NU Online News Service, June 20, 2:58 p.m. EDT

The U.S. Supreme Court dismissed a class-action lawsuit alleging sex discrimination against Wal-Mart, and lawyers say the ruling narrows the grounds on which class-action status can be sought, whatever the issue.

The ruling that the lawsuit was too broad to be classified as a class action was unanimous.

But, the court split 5-4 along conservative-liberal lines on the issue of whether the case could be narrowed to remain a class action for 1.5 million women employees of the company.

The case is Wal-Mart v. Dukes, No. 10-27.

It deals with the decision both by a lower court and the 9th Circuit Court of Appeals to certify as a class “all women employed by Wal-Mart at any time after Dec. 26, 1998.”

The suit alleges that Wal-Mart, as a policy, pays women less, gives them fewer promotions and that these promotions take longer to obtain.

Lawyers for Seyfarth Shaw, a New York law firm, said after the decision, “In workplace law circles, today is ‘D-Day.’

“Today's ruling confirms what we predicted—Dukes creates a new landscape for Rule 23 certification issues and is apt to impact employment-discrimination litigation for years to come,” Seyfarth Shaw lawyers Gerald Maatman Jr. and Laura Lamechtlen say.

They note that the opinion, authored by Justice Antonin Scalia, addresses two primary questions: whether the order certifying a class conforms to the requirements of Federal Rule of Civil Procedure 23(a); and whether claims for monetary relief can be certified under Federal Rule of Civil Procedure 23(b)(2) and, if so, under what circumstances.

In the opinion, Scalia says, “The workers provide no convincing proof of a companywide discriminatory pay and promotion policy.”

"Scalia's repeated references to the need for a ‘common policy’ that is unlawful, not just common, should be very helpful in all class-based cases," says Elise Bloom, co-hair of the Labor & Employment Law Department at Proskauer and co-head of the firm’s Class/Collective Action Group in New York.

But Justice Ruth Bader Ginsburg says the court would have returned the case to a lower court and let the workers try to press ahead with a class action under a different legal theory.

Maatman and Lamechtlen say, “In short, the Supreme Court’s opinion re-positions the goal posts on the playing fields of how workplace class actions are structured, defended and litigated.”

They say that in the majority ruling, the Supreme Court held that the plaintiffs failed to demonstrate commonality under Rule 23(a)(2) and unanimously held that the back-pay claims could not be properly certified under Rule 23(b)(2).

“The impact of the ruling will be significant to employers for their approach to employment-discrimination litigation,” Maatman and Lamechtlen say.
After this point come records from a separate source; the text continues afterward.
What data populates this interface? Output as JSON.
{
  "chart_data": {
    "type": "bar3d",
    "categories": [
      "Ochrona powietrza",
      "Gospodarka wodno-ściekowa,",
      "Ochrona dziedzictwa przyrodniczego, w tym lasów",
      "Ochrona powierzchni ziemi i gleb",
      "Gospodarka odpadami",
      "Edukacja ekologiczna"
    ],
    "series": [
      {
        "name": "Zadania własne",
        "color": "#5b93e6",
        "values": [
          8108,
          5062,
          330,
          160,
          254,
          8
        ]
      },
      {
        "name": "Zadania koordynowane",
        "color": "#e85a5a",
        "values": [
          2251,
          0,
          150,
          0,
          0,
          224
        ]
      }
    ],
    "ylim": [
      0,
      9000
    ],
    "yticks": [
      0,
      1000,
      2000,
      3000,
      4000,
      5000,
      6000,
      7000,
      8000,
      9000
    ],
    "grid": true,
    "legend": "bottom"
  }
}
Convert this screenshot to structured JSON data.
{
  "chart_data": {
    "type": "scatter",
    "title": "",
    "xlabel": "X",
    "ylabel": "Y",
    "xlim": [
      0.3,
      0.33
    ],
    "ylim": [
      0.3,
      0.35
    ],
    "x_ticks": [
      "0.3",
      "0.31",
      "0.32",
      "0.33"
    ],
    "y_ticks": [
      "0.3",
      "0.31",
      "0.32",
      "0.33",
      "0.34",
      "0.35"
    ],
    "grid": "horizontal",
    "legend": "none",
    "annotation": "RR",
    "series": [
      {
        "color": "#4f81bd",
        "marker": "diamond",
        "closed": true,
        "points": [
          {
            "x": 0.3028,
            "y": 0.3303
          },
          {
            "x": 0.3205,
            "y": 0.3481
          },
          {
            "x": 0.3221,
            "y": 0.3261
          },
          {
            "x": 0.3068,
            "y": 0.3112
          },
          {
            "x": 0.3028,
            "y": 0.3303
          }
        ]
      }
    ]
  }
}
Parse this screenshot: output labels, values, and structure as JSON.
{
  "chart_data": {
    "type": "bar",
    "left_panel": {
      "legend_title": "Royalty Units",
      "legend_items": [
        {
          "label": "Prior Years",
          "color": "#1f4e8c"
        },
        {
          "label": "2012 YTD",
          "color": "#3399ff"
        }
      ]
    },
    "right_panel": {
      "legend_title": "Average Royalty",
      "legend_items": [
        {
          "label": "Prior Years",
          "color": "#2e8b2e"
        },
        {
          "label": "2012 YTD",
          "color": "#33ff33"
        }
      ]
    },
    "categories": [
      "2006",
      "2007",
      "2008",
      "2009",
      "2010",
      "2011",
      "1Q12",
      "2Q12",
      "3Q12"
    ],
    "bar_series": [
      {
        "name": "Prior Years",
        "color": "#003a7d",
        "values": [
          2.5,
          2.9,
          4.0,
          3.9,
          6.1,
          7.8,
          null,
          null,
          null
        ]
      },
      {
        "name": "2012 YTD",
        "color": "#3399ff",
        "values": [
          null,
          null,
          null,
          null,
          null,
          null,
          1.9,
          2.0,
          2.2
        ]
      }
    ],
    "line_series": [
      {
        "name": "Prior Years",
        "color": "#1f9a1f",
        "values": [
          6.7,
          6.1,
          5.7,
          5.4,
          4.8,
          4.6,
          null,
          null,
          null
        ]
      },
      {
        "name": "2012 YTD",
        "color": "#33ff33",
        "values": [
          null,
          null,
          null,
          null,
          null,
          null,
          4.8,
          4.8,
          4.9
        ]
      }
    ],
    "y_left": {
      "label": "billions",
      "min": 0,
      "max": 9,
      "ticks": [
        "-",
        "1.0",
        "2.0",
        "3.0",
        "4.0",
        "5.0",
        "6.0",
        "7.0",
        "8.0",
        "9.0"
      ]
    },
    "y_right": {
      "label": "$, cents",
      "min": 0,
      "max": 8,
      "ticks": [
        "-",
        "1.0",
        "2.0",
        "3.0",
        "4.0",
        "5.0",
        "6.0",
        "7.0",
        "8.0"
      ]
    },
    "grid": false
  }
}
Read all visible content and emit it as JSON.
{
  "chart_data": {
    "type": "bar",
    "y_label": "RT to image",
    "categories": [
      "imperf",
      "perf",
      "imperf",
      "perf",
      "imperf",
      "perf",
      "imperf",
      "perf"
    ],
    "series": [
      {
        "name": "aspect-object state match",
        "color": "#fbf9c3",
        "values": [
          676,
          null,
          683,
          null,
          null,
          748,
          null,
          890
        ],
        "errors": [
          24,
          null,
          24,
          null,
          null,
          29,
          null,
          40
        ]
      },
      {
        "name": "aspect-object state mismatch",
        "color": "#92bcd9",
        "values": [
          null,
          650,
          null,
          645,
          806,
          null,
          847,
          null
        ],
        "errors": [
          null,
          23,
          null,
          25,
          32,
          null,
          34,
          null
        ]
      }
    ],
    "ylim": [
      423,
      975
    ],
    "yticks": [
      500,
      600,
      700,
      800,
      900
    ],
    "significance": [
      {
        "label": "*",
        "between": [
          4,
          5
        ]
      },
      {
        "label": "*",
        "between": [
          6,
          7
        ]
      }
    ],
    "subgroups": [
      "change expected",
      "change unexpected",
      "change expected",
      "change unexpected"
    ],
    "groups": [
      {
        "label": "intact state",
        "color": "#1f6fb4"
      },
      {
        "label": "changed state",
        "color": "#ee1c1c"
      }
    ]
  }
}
As such, Dukes determines how much, for purposes of Rule 23(a), class members must have in common for a class action to be certified and the extent to which claims for money damages can ever be certified under Rule 23(b)(2).

Robin Conrad, executive vice president of the U.S. Chamber of Commerce’s National Chamber Litigation Center, says, “We applaud the Supreme Court for affirming that mega-class actions such as this one are completely inconsistent with federal law.”

She adds, “Every single Supreme Court justice disagreed with the 9th Circuit’s decision, which radically lowered the standard for certifying class actions and opened the door to even more bet-the-business blockbuster class actions.”

Amanda Dealy Haverstick, special employment law counsel at Proskauer in Newark, N.J., says, “The Supreme Court’s emphasis that a class cannot be certified based on statistical disparities and vague social framework analysis alone constitutes a strong blow to the plaintiffs’ class action bar. The days of plaintiff-side employment attorneys almost guaranteeing a class certification award simply by hiring an expert to submit a report are now over. Statisticians and social scientists will have to seriously recast their canned expert reports if they are to have any chance at persuading a court to certify a class after Wal-Mart."